The introduction of Ward's "Racial Identity Formation and Transformation" shares the common message we've heard since we entered the field of education: "For some black students, doing well in school is equated with 'selling out' or becoming non-black; thus for them, 'the burden of acting white was too high a price to pay for academic success" (259). This to me is one of the most frustrating things we, as future educators, will have to deal with in an "urban" or more racially diverse school. Primarily, this issue frustrates me because there are sooooo many successful black Americans in many fields of employment that do have high-school and college diplomas. And these aren't hidden in our society; we can buy magazines like Black Enterprise, listen to black politicians speak in the House, senate, and at state and local levels, and watch college basketball on television where more than half the men are the court are black. And college basketball requires at least a high school diploma.

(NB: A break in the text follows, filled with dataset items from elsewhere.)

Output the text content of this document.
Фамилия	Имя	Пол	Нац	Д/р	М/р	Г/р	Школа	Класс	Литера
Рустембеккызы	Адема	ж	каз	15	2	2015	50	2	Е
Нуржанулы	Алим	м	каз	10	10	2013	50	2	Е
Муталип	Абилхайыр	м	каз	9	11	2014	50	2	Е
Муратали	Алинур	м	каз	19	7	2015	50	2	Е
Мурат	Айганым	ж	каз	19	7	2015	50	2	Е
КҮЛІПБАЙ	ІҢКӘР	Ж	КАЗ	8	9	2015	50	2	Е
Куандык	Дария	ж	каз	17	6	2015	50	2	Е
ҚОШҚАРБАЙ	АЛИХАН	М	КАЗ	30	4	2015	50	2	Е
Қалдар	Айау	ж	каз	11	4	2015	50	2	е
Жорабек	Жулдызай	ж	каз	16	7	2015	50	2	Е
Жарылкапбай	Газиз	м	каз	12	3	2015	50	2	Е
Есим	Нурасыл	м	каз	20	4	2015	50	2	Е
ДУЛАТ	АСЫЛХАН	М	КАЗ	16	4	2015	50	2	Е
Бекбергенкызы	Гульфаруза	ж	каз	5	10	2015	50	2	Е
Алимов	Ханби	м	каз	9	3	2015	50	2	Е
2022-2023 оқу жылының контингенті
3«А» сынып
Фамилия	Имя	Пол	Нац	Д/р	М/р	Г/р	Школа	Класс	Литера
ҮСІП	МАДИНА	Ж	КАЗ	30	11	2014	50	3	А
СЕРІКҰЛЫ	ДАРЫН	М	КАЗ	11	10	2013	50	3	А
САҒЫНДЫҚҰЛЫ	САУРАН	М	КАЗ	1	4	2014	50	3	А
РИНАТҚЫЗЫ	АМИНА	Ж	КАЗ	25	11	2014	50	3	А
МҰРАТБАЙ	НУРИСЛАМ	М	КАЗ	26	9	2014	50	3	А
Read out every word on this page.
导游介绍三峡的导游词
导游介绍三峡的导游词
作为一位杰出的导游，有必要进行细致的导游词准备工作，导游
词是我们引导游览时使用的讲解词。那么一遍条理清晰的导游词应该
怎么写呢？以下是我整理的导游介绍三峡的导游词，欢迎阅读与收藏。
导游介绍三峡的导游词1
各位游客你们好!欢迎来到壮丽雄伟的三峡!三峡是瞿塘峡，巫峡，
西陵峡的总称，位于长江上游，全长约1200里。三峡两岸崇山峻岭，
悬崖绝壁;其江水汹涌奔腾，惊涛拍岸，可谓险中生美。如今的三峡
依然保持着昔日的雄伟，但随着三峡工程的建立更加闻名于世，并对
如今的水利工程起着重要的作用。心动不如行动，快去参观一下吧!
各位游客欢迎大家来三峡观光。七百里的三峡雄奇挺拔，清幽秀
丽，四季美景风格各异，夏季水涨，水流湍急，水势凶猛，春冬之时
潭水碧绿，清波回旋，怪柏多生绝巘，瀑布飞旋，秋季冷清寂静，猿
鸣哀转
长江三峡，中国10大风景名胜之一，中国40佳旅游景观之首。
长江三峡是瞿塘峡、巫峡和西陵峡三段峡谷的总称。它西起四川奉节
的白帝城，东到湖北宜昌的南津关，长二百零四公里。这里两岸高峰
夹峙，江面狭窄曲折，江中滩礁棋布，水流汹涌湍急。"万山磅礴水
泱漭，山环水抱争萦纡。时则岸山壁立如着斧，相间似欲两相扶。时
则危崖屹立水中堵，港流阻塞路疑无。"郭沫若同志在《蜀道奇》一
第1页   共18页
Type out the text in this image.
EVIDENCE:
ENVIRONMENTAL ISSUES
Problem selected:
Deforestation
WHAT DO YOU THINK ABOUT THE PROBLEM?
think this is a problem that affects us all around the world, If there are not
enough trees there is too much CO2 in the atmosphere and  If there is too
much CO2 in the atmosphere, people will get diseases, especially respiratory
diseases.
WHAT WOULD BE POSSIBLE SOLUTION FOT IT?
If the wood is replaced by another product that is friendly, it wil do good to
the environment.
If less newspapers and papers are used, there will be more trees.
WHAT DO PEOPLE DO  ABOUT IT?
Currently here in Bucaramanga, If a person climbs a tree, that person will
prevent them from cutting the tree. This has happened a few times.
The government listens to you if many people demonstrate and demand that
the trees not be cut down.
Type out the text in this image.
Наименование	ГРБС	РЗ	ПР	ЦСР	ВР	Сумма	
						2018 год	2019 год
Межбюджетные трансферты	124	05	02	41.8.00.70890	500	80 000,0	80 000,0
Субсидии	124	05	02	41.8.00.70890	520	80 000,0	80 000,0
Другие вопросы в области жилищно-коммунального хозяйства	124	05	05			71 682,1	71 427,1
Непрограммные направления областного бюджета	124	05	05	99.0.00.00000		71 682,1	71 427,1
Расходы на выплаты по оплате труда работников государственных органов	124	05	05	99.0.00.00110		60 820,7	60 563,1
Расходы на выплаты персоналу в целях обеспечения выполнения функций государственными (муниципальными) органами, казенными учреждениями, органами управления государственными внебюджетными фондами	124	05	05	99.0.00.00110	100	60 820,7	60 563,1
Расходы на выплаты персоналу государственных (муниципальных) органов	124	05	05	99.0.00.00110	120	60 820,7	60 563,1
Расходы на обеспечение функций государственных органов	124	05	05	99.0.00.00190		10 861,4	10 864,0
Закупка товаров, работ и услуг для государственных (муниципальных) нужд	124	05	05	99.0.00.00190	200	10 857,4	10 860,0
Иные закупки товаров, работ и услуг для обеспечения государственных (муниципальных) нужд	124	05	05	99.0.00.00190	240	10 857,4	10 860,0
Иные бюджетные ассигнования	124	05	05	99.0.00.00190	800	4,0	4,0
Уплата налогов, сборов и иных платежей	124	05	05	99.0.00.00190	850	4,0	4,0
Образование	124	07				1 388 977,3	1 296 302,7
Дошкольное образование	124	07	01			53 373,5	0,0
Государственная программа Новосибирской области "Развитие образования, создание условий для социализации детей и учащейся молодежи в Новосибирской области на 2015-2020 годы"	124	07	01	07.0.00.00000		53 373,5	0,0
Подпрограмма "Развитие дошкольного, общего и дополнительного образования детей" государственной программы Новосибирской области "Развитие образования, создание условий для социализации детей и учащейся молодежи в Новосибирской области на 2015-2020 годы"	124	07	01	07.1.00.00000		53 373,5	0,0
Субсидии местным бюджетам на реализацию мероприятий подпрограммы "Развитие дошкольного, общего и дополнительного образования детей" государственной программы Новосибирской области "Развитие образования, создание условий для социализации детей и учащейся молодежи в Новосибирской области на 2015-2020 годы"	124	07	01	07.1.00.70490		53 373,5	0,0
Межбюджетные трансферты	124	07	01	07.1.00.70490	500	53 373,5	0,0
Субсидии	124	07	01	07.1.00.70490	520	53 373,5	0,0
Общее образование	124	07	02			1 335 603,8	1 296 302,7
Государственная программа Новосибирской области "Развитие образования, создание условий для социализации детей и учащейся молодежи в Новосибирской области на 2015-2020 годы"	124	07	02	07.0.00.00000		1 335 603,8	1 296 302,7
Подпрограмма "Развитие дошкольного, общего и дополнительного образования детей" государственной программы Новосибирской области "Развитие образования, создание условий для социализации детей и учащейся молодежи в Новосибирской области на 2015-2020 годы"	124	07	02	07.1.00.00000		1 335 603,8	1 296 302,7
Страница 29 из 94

Later, on page 262, she writes, "Transmitted daily to black children are messages that black people are undesirable, inadequate, and inferior... In the face of glaring contradictions between the black experience as non-blacks believe it to be, and the black experience that the black adolescent knows it to be, the task becomes one in which the black child must unravel the faulty and dangerous attacks upon her identity, both individual and group." This message is something very crucial for educators to grasp; especially educators in an urban area or those working with a more racially diverse set of students. The first problem is one we can't fix. We all had a different adolescent experience, and therefore truly know our own. (And really, how well did we know ourselves as adolescents?) This problem aside, adolescence is a difficult and somewhat shitty experience for everyone. Considering the black adolescent experience as a white teacher may be as difficult as our own adolescence was! These kids must "unravel the dangerous attacks on their identity" while at the same time taking in what we're teaching in our classes, because really, isn't that what we're there for? To teach these children our content?
Question being, where and how do we create this balance?